On the other hand ... while he has done well in the G League and been fortunate enough to sign three NBA contracts, he’s also been waived three times over the past three years.

This past spring, following a solid 2022-23 season with the Capital City Go-Go (the Wizards’ G-League team), Dotson returned home to Charlotte, where he has been working out religiously and playing high-level pickup games at UNC Charlotte maybe twice a week. He told us, at the end of July, that he was weighing invitations he’d received to attend multiple NBA teams’ training camps, which start in September.

Of course, whichever team’s camp he settles on, he’ll still have to earn a contract offer there.

Meanwhile, he is well aware he could probably forgo the NBA to have a prosperous career overseas — maybe even in the top-tier EuroLeague, which offers salaries that can eclipse $1 million.
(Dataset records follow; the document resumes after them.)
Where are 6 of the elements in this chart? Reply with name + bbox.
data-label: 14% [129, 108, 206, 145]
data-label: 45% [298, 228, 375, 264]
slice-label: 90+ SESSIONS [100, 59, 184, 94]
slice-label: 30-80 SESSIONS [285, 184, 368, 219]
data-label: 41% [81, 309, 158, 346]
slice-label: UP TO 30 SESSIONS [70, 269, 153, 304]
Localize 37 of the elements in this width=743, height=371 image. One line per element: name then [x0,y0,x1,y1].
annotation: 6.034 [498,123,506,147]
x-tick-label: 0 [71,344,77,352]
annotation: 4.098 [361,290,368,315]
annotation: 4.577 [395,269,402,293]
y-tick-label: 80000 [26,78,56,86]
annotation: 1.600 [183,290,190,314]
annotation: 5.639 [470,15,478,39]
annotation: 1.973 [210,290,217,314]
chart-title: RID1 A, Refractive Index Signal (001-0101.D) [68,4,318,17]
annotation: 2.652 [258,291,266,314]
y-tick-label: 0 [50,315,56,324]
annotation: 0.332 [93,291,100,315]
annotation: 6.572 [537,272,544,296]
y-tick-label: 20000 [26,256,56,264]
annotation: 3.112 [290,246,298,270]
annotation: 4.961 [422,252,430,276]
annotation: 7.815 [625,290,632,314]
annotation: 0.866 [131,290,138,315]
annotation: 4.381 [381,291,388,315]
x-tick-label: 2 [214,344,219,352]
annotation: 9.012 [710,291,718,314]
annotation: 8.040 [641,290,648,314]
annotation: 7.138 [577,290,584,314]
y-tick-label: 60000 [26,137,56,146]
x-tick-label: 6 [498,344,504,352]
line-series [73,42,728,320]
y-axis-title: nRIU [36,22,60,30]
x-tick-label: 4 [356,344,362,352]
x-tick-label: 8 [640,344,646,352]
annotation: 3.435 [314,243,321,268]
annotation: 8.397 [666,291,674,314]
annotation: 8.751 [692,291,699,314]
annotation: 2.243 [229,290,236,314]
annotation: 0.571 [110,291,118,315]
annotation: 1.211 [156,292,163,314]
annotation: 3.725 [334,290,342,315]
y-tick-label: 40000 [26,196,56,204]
“But I’m young right now. I’m 23,” said Dotson, fresh off a grueling training session at Velocity Sports Performance in Pineville, when asked about the prospect of international play. If he hasn’t landed a permanent NBA role in another three to four years, he might explore that route. At present, though, “I’m just not ready to pack up things and go over there.”

No, he wants to focus on the NBA.

It just so happens that, on the day we met him in June, the NBA Finals matchup between the eventual champion Denver Nuggets and the Miami Heat was tied 1-1. And when the topic of the series came up, Dotson talked about how inspiring it was to him, and why.

“There’s seven undrafted guys on the Heat,” he said, “so it’s like, Yo man, you’re still good. Just adds to the motivation. ... I mean, these seven guys weren’t drafted, and they’re in the NBA Finals, making an impact with the team. So it’s definitely possible. It’s not impossible.”

“I’m close, man. I just gotta get over that hump.”